MOSCOW, (Reuters) – Rare footage was shown yesterday of Russian President Vladimir Putin in Beijing accompanied by officers carrying the so-called nuclear briefcase which can be used to order a nuclear strike.
Putin, after a meeting with Chinese President Xi Jinping in Beijing, was filmed walking to another meeting surrounded by security and followed by two Russian naval officers in uniform each carrying a briefcase. The camera zooms in on one of the briefcases.
Russia’s nuclear briefcase is traditionally carried by a naval officer. Known as the “Cheget” (named after Mount Cheget in the Caucasus Mountains), the briefcase is with the president at all times but is rarely filmed.
“There are certain suitcases without which no trip of Putin’s is complete,” the Kremlin correspondents of state news agency RIA said in a post on Telegram under the footage.
In another clip, Putin walks out of a meeting in Beijing with the naval officers again filmed just a few paces from Putin who grins as he walks down some stairs.
The U.S. president also has such a device – called the “nuclear football”. The satchel holds the codes the president would use to authenticate an order to launch nuclear missiles should he or she not be at the White House.

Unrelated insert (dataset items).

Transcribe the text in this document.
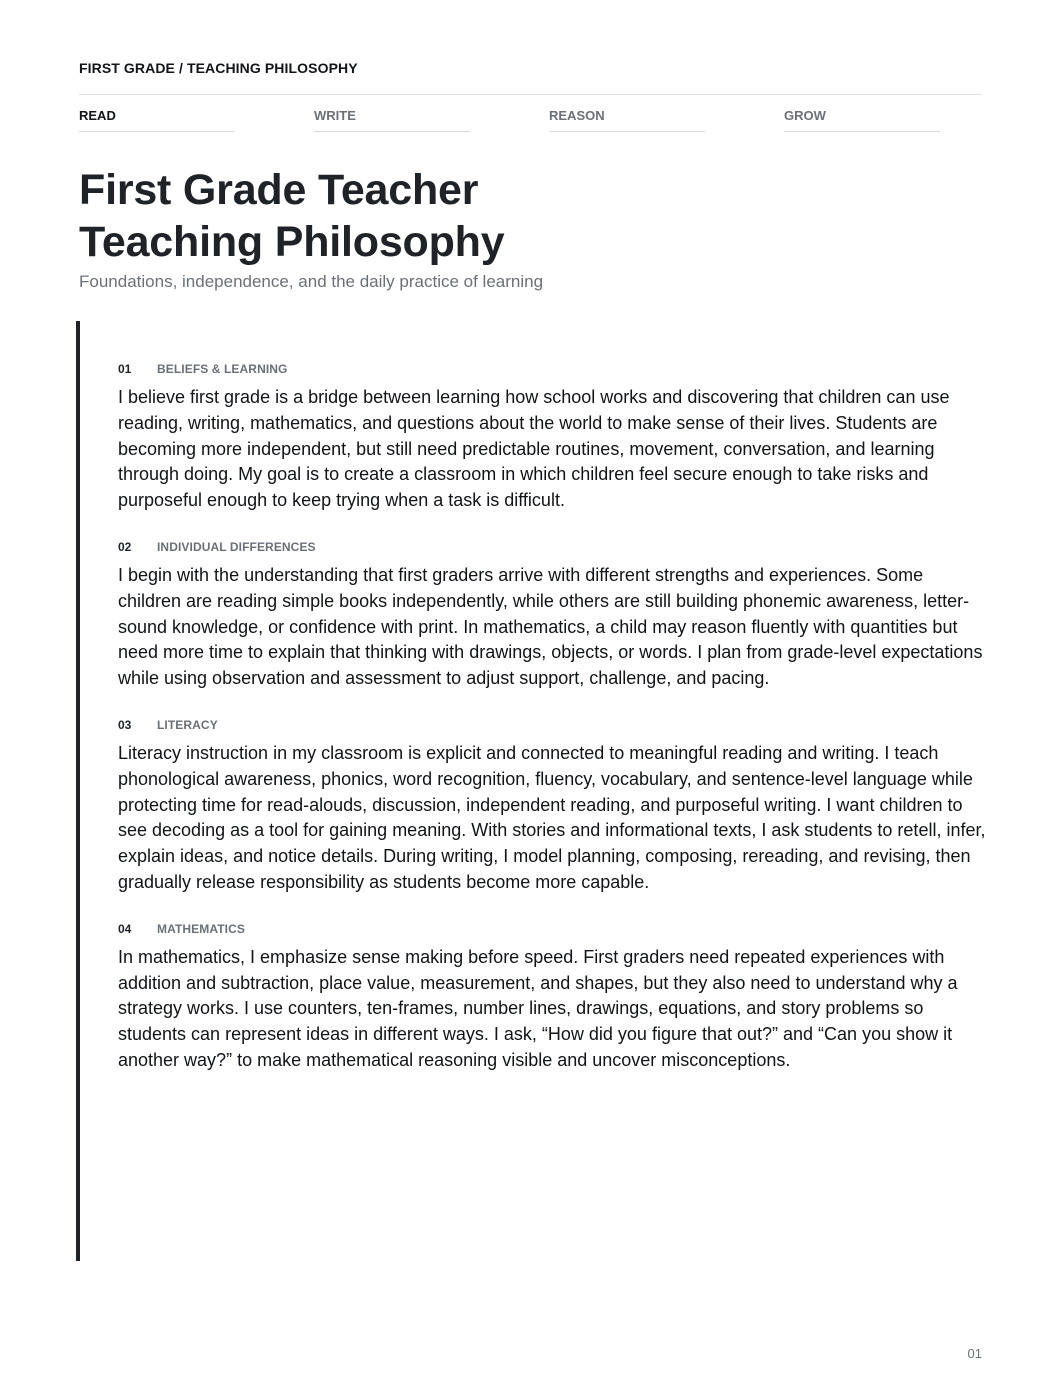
FIRST GRADE / TEACHING PHILOSOPHY
READ	WRITE	REASON	GROW
First Grade Teacher
Teaching Philosophy
Foundations, independence, and the daily practice of learning
01 BELIEFS & LEARNING

I believe first grade is a bridge between learning how school works and discovering that children can use reading, writing, mathematics, and questions about the world to make sense of their lives. Students are becoming more independent, but still need predictable routines, movement, conversation, and learning through doing. My goal is to create a classroom in which children feel secure enough to take risks and purposeful enough to keep trying when a task is difficult.

02 INDIVIDUAL DIFFERENCES

I begin with the understanding that first graders arrive with different strengths and experiences. Some children are reading simple books independently, while others are still building phonemic awareness, letter-sound knowledge, or confidence with print. In mathematics, a child may reason fluently with quantities but need more time to explain that thinking with drawings, objects, or words. I plan from grade-level expectations while using observation and assessment to adjust support, challenge, and pacing.

03 LITERACY

Literacy instruction in my classroom is explicit and connected to meaningful reading and writing. I teach phonological awareness, phonics, word recognition, fluency, vocabulary, and sentence-level language while protecting time for read-alouds, discussion, independent reading, and purposeful writing. I want children to see decoding as a tool for gaining meaning. With stories and informational texts, I ask students to retell, infer, explain ideas, and notice details. During writing, I model planning, composing, rereading, and revising, then gradually release responsibility as students become more capable.

04 MATHEMATICS

In mathematics, I emphasize sense making before speed. First graders need repeated experiences with addition and subtraction, place value, measurement, and shapes, but they also need to understand why a strategy works. I use counters, ten-frames, number lines, drawings, equations, and story problems so students can represent ideas in different ways. I ask, “How did you figure that out?” and “Can you show it another way?” to make mathematical reasoning visible and uncover misconceptions.

01
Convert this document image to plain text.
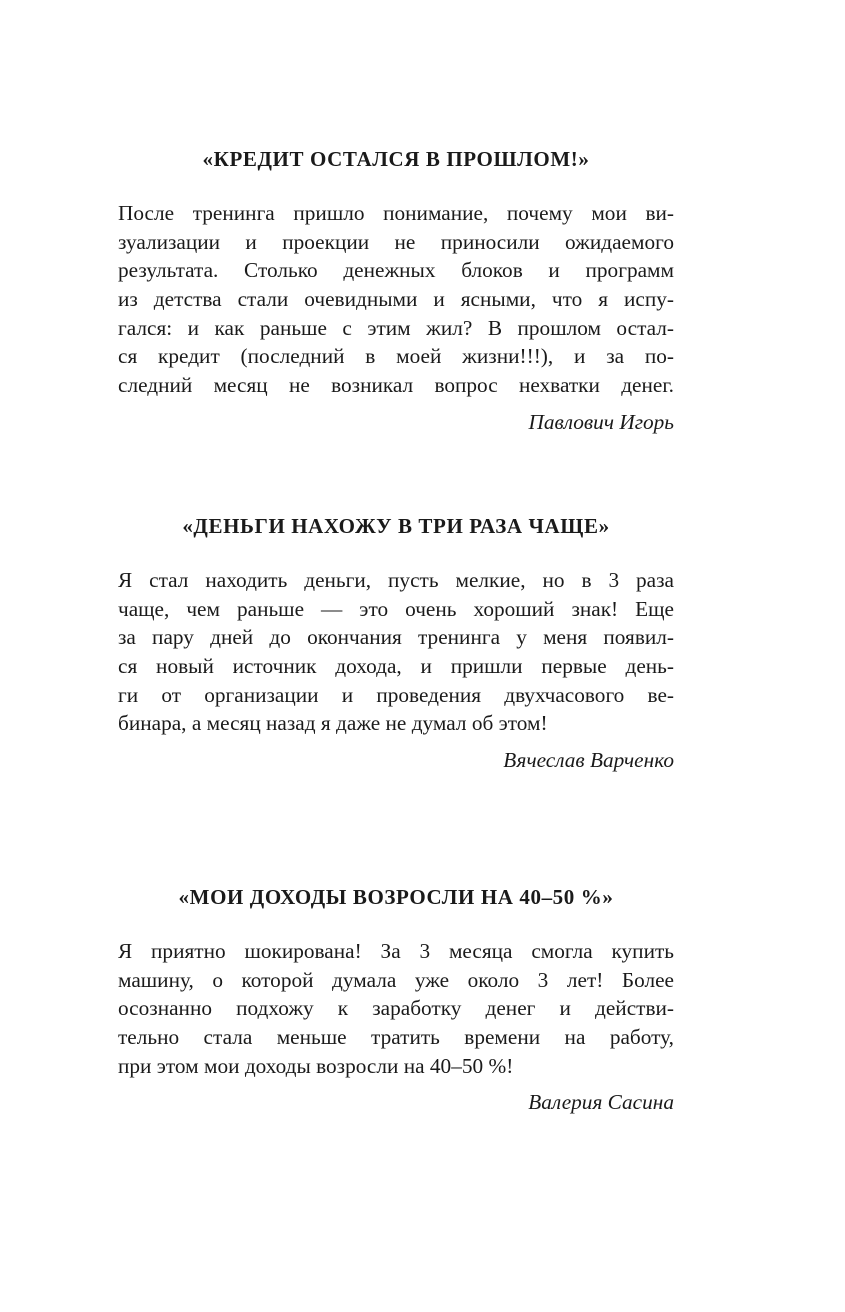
«КРЕДИТ ОСТАЛСЯ В ПРОШЛОМ!»
После тренинга пришло понимание, почему мои ви-
зуализации и проекции не приносили ожидаемого
результата. Столько денежных блоков и программ
из детства стали очевидными и ясными, что я испу-
гался: и как раньше с этим жил? В прошлом остал-
ся кредит (последний в моей жизни!!!), и за по-
следний месяц не возникал вопрос нехватки денег.

Павлович Игорь

«ДЕНЬГИ НАХОЖУ В ТРИ РАЗА ЧАЩЕ»
Я стал находить деньги, пусть мелкие, но в 3 раза
чаще, чем раньше — это очень хороший знак! Еще
за пару дней до окончания тренинга у меня появил-
ся новый источник дохода, и пришли первые день-
ги от организации и проведения двухчасового ве-
бинара, а месяц назад я даже не думал об этом!

Вячеслав Варченко

«МОИ ДОХОДЫ ВОЗРОСЛИ НА 40–50 %»
Я приятно шокирована! За 3 месяца смогла купить
машину, о которой думала уже около 3 лет! Более
осознанно подхожу к заработку денег и действи-
тельно стала меньше тратить времени на работу,
при этом мои доходы возросли на 40–50 %!

Валерия Сасина
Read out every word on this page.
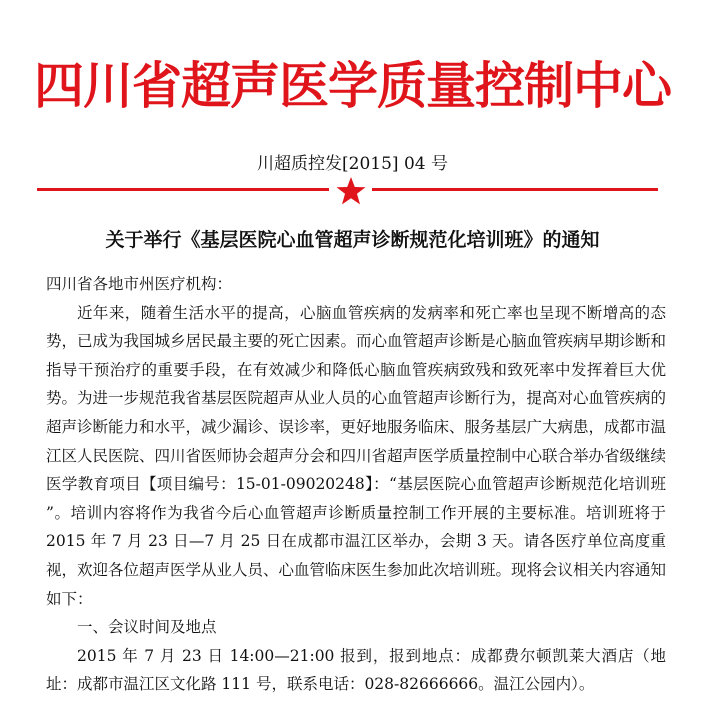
四川省超声医学质量控制中心
川超质控发[2015] 04 号
关于举行《基层医院心血管超声诊断规范化培训班》的通知

四川省各地市州医疗机构：

近年来，随着生活水平的提高，心脑血管疾病的发病率和死亡率也呈现不断增高的态势，已成为我国城乡居民最主要的死亡因素。而心血管超声诊断是心脑血管疾病早期诊断和指导干预治疗的重要手段，在有效减少和降低心脑血管疾病致残和致死率中发挥着巨大优势。为进一步规范我省基层医院超声从业人员的心血管超声诊断行为，提高对心血管疾病的超声诊断能力和水平，减少漏诊、误诊率，更好地服务临床、服务基层广大病患，成都市温江区人民医院、四川省医师协会超声分会和四川省超声医学质量控制中心联合举办省级继续医学教育项目【项目编号：15-01-09020248】：“基层医院心血管超声诊断规范化培训班 ”。培训内容将作为我省今后心血管超声诊断质量控制工作开展的主要标准。培训班将于 2015 年 7 月 23 日—7 月 25 日在成都市温江区举办，会期 3 天。请各医疗单位高度重视，欢迎各位超声医学从业人员、心血管临床医生参加此次培训班。现将会议相关内容通知如下：

一、会议时间及地点

2015 年 7 月 23 日 14:00—21:00 报到，报到地点：成都费尔顿凯莱大酒店（地址：成都市温江区文化路 111 号，联系电话：028-82666666。温江公园内）。
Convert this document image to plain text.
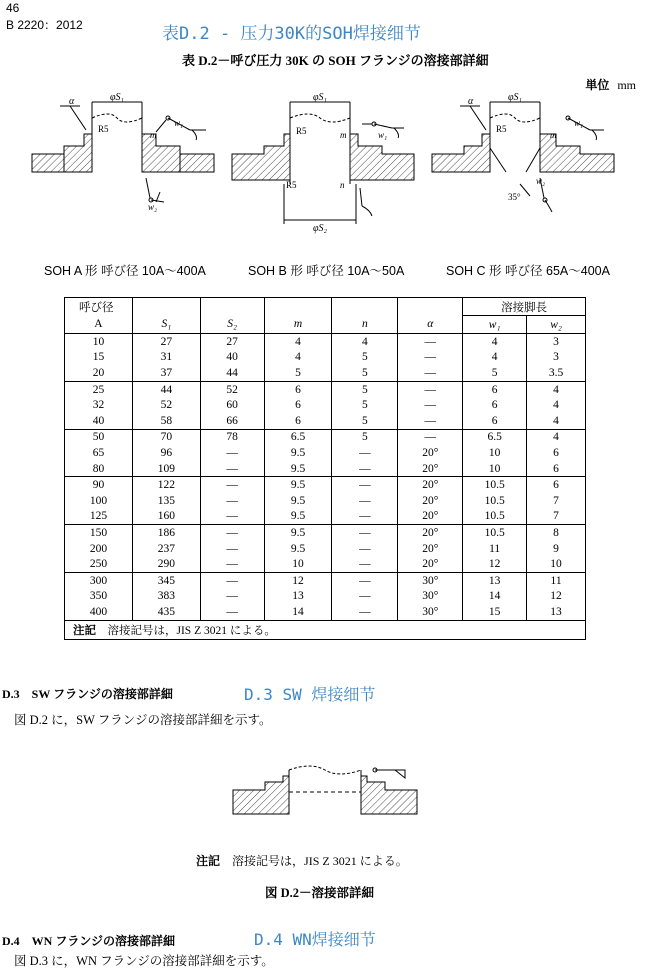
46
B 2220：2012	表D.2 - 压力30K的SOH焊接细节
表 D.2－呼び圧力 30K の SOH フランジの溶接部詳細
単位 mm
φS₁
α
R5
m
w₁
w₂
φS₁
φS₂
R5
R5
m
n
w₁
φS₁
α
R5
m
w₁
w₂
35°
SOH A 形 呼び径 10A～400A	SOH B 形 呼び径 10A～50A	SOH C 形 呼び径 65A～400A
呼び径						溶接脚長	
A	S₁	S₂	m	n	α	w₁	w₂
10	27	27	4	4	—	4	3
15	31	40	4	5	—	4	3
20	37	44	5	5	—	5	3.5
25	44	52	6	5	—	6	4
32	52	60	6	5	—	6	4
40	58	66	6	5	—	6	4
50	70	78	6.5	5	—	6.5	4
65	96	—	9.5	—	20°	10	6
80	109	—	9.5	—	20°	10	6
90	122	—	9.5	—	20°	10.5	6
100	135	—	9.5	—	20°	10.5	7
125	160	—	9.5	—	20°	10.5	7
150	186	—	9.5	—	20°	10.5	8
200	237	—	9.5	—	20°	11	9
250	290	—	10	—	20°	12	10
300	345	—	12	—	30°	13	11
350	383	—	13	—	30°	14	12
400	435	—	14	—	30°	15	13
注記　 溶接記号は，JIS Z 3021 による。							
D.3　SW フランジの溶接部詳細	D.3 SW 焊接细节
図 D.2 に，SW フランジの溶接部詳細を示す。
注記　 溶接記号は，JIS Z 3021 による。
図 D.2－溶接部詳細
D.4　WN フランジの溶接部詳細	D.4 WN焊接细节
図 D.3 に，WN フランジの溶接部詳細を示す。
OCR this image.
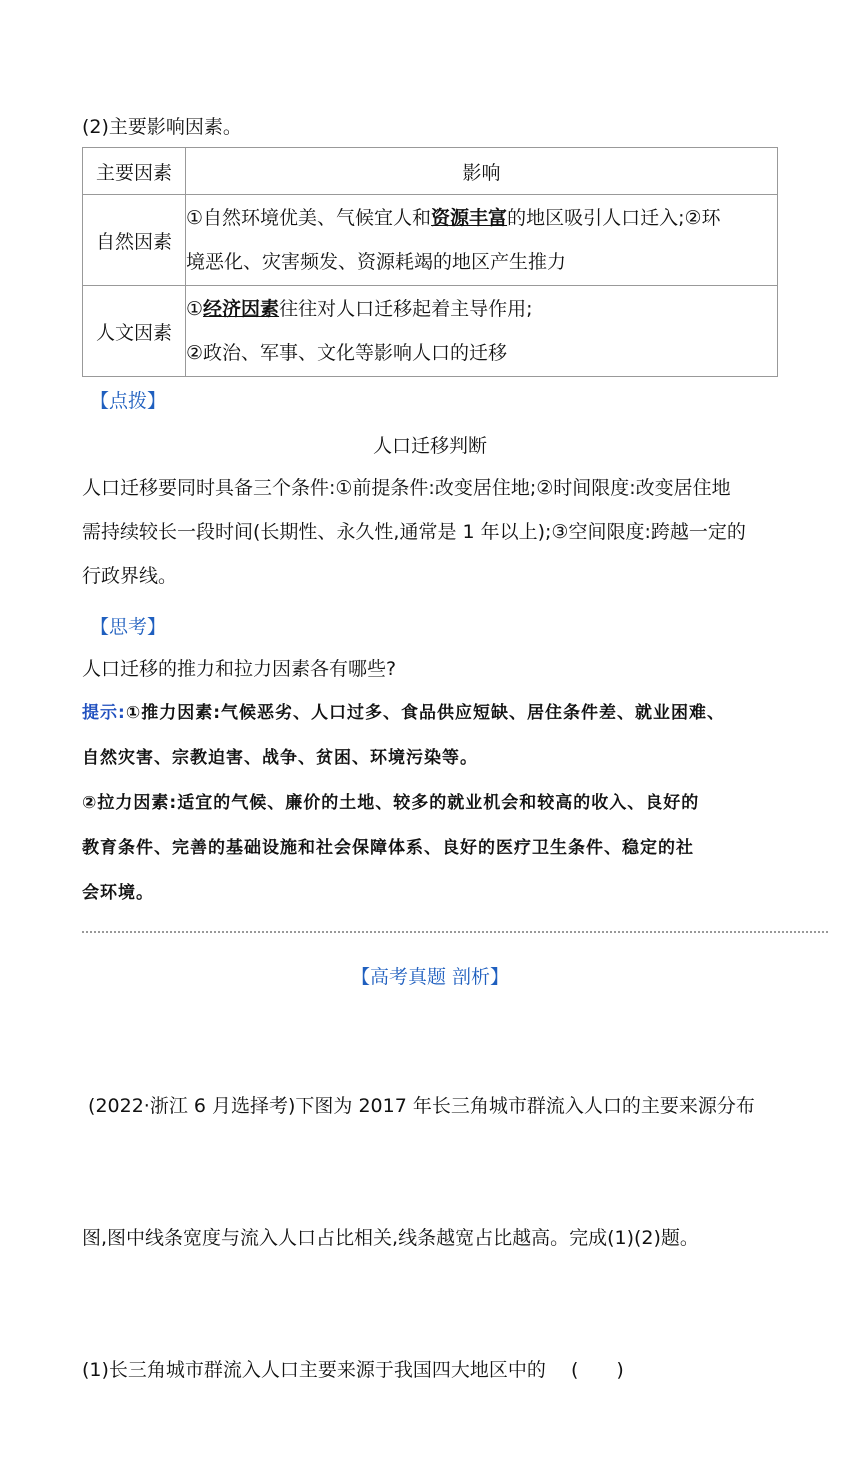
(2)主要影响因素。
主要因素	影响
自然因素	①自然环境优美、气候宜人和资源丰富的地区吸引人口迁入;②环
境恶化、灾害频发、资源耗竭的地区产生推力

人文因素	①经济因素往往对人口迁移起着主导作用;
②政治、军事、文化等影响人口的迁移
【点拨】
人口迁移判断
人口迁移要同时具备三个条件:①前提条件:改变居住地;②时间限度:改变居住地
需持续较长一段时间(长期性、永久性,通常是 1 年以上);③空间限度:跨越一定的
行政界线。
【思考】
人口迁移的推力和拉力因素各有哪些?
提示:①推力因素:气候恶劣、人口过多、食品供应短缺、居住条件差、就业困难、
自然灾害、宗教迫害、战争、贫困、环境污染等。
②拉力因素:适宜的气候、廉价的土地、较多的就业机会和较高的收入、良好的
教育条件、完善的基础设施和社会保障体系、良好的医疗卫生条件、稳定的社
会环境。
【高考真题 剖析】

(2022·浙江 6 月选择考)下图为 2017 年长三角城市群流入人口的主要来源分布

图,图中线条宽度与流入人口占比相关,线条越宽占比越高。完成(1)(2)题。

(1)长三角城市群流入人口主要来源于我国四大地区中的　 (　　)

The Ukraine war has raised tensions between Moscow and Washington to the highest level since the 1962 Cuban Missile Crisis just as China seeks to bolster its nuclear arsenal to accord with its status as an emerging superpower.
Russia’s parliament took the first step on Tuesday towards revoking ratification of the Comprehensive Nuclear Test Ban Treaty and its top lawmaker warned the United States that Moscow might even abandon the pact altogether.
Essentially, the briefcase is a secure communication tool that links the president to his military top brass and thence to rocket forces via the highly secret “Kazbek” electronic command-and-control network. Kazbek supports another system known as “Kavkaz”.
The Russian defence minister, currently Sergei Shoigu, also has a nuclear briefcase. The chief of the general staff, currently Valery Gerasimov, may also have one.
Footage shown by Russia’s Zvezda television channel in 2019 showed what it said was one of the briefcases with an array of buttons.
In a section called “command” there are two buttons: a white “launch” button and a red “cancel” button. The briefcase is activated by a special flashcard, according to Zvezda.
One of the nuclear briefcases used by former Russian President Boris Yeltsin is displayed in the Yeltsin Museum in Yekaterinburg.
Putin is visiting Beijing on his second known trip outside the former Soviet Union since the Ukraine war began in February 2022.